Jane and Florence are living the realities of the independent life, which means no servants and often very little food. Jane takes everything in her stride and doesn’t seem to have any deep feelings for anything or anyone. Unfortunately, this includes her boyfriend, Henry, who wants constant assurances of her devotion.

Florence, however, hates her office job and sometimes feels miserable about her and Jane’s lack of comforts. She feels that the girls who started work straight out of school have the advantage over her and that her Oxford education is not valued at work.

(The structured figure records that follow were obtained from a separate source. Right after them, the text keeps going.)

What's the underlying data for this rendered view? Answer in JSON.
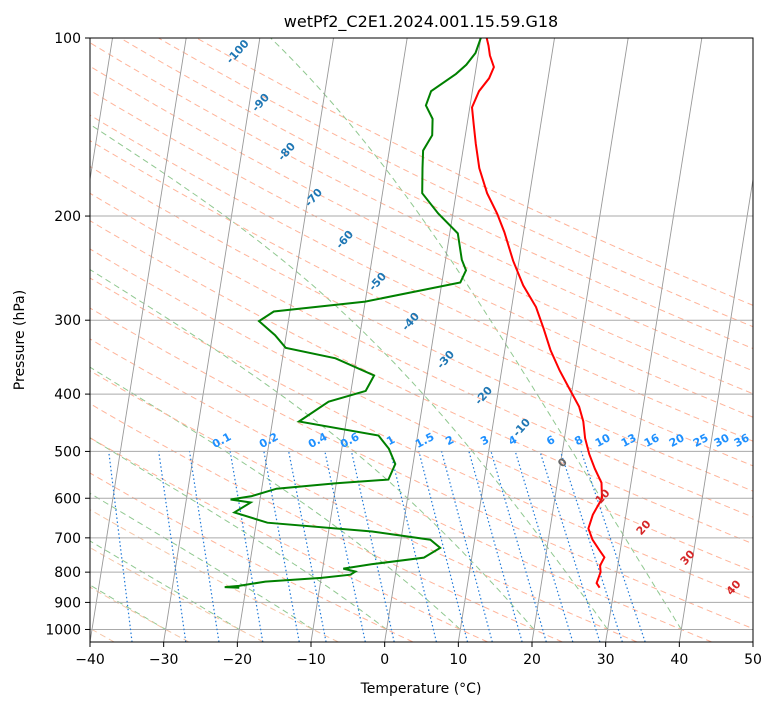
{
  "chart_data": {
    "type": "line",
    "subtype": "skew-t log-p sounding",
    "title": "wetPf2_C2E1.2024.001.15.59.G18",
    "xlabel": "Temperature (°C)",
    "ylabel": "Pressure (hPa)",
    "xlim": [
      -40,
      50
    ],
    "ylim": [
      1050,
      100
    ],
    "y_scale": "log",
    "grid": true,
    "x_ticks": [
      -40,
      -30,
      -20,
      -10,
      0,
      10,
      20,
      30,
      40,
      50
    ],
    "y_ticks": [
      100,
      200,
      300,
      400,
      500,
      600,
      700,
      800,
      900,
      1000
    ],
    "series": [
      {
        "color": "#ff0000",
        "points": [
          [
            28,
            850
          ],
          [
            27.5,
            835
          ],
          [
            27.8,
            800
          ],
          [
            27.6,
            780
          ],
          [
            28,
            755
          ],
          [
            27.2,
            735
          ],
          [
            26,
            705
          ],
          [
            25.2,
            675
          ],
          [
            25.5,
            640
          ],
          [
            26.4,
            600
          ],
          [
            26,
            565
          ],
          [
            24.8,
            535
          ],
          [
            23.7,
            505
          ],
          [
            22.8,
            475
          ],
          [
            22.2,
            445
          ],
          [
            21.3,
            420
          ],
          [
            19.5,
            390
          ],
          [
            17.9,
            365
          ],
          [
            16.2,
            337
          ],
          [
            14.8,
            310
          ],
          [
            13.3,
            285
          ],
          [
            11.1,
            262
          ],
          [
            9.2,
            238
          ],
          [
            7.4,
            213
          ],
          [
            6,
            198
          ],
          [
            4.2,
            183
          ],
          [
            2.6,
            166
          ],
          [
            1.6,
            151
          ],
          [
            0.9,
            140
          ],
          [
            0.3,
            131
          ],
          [
            0.9,
            123
          ],
          [
            2,
            117
          ],
          [
            2.4,
            112
          ],
          [
            1.6,
            107
          ],
          [
            1.2,
            103
          ],
          [
            0.8,
            100
          ]
        ]
      },
      {
        "color": "#008000",
        "points": [
          [
            -20.9,
            850
          ],
          [
            -22.9,
            848
          ],
          [
            -21,
            844
          ],
          [
            -17.5,
            830
          ],
          [
            -10,
            818
          ],
          [
            -6.1,
            808
          ],
          [
            -5.5,
            798
          ],
          [
            -7.2,
            789
          ],
          [
            -3.5,
            776
          ],
          [
            3.5,
            756
          ],
          [
            5.5,
            728
          ],
          [
            4,
            705
          ],
          [
            -4.1,
            683
          ],
          [
            -18.5,
            660
          ],
          [
            -23.2,
            634
          ],
          [
            -21.2,
            610
          ],
          [
            -24,
            603
          ],
          [
            -21.2,
            595
          ],
          [
            -18,
            578
          ],
          [
            -10,
            566
          ],
          [
            -3,
            558
          ],
          [
            -2.4,
            525
          ],
          [
            -3.6,
            495
          ],
          [
            -5.3,
            470
          ],
          [
            -16.4,
            445
          ],
          [
            -12.8,
            412
          ],
          [
            -8,
            395
          ],
          [
            -7.2,
            372
          ],
          [
            -12.8,
            348
          ],
          [
            -19.8,
            334
          ],
          [
            -21.5,
            318
          ],
          [
            -24,
            301
          ],
          [
            -22.2,
            290
          ],
          [
            -10,
            279
          ],
          [
            2.5,
            259
          ],
          [
            3,
            247
          ],
          [
            2.2,
            237
          ],
          [
            1.1,
            214
          ],
          [
            -2,
            198
          ],
          [
            -4.6,
            183
          ],
          [
            -5.1,
            166
          ],
          [
            -5.4,
            155
          ],
          [
            -4.5,
            146
          ],
          [
            -4.8,
            137
          ],
          [
            -6,
            130
          ],
          [
            -5.6,
            123
          ],
          [
            -2.6,
            115
          ],
          [
            -1.4,
            111
          ],
          [
            -0.4,
            106
          ],
          [
            0,
            100
          ]
        ]
      }
    ],
    "dry_adiabat_labels": [
      "-100",
      "-90",
      "-80",
      "-70",
      "-60",
      "-50",
      "-40",
      "-30",
      "-20",
      "-10",
      "0",
      "10",
      "20",
      "30",
      "40"
    ],
    "mixing_ratio_labels": [
      "0.1",
      "0.2",
      "0.4",
      "0.6",
      "1",
      "1.5",
      "2",
      "3",
      "4",
      "6",
      "8",
      "10",
      "13",
      "16",
      "20",
      "25",
      "30",
      "36"
    ],
    "overlay_colors": {
      "temperature": "#ff0000",
      "dewpoint": "#008000",
      "isotherms": "#999999",
      "dry_adiabats": "#ff8c69",
      "moist_adiabats": "#90c890",
      "mixing_ratio": "#1e78d8",
      "adiabat_label_cold": "#1f77b4",
      "adiabat_label_warm": "#d62728",
      "mixing_label": "#1e90ff"
    }
  }
}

Sylvia lives in her parents’ home but has a lover, Claude. Despite their mutual devotion, Sylvia has kept Claud away from her family, assuming they will not get along. She believes in being absolutely honest and behaving honestly rather than worrying about how others are affected by this honesty. Her younger sister, Henrietta, has been taking Sylvia’s beliefs seriously, maybe more seriously than Sylvia intends, and is thinking of embarking on an affair with a middle-aged married man.

Each of the girls has to adjust her theoretical views about life to deal with reality. This is a sometimes amusing, true-to-life novel about how naive, idealistic young women learn to adapt between the gaps of Victorian and Edwardian values and Oxfordian theories and real life. I enjoyed it very much. The characters are depicted affectionately and seem very real.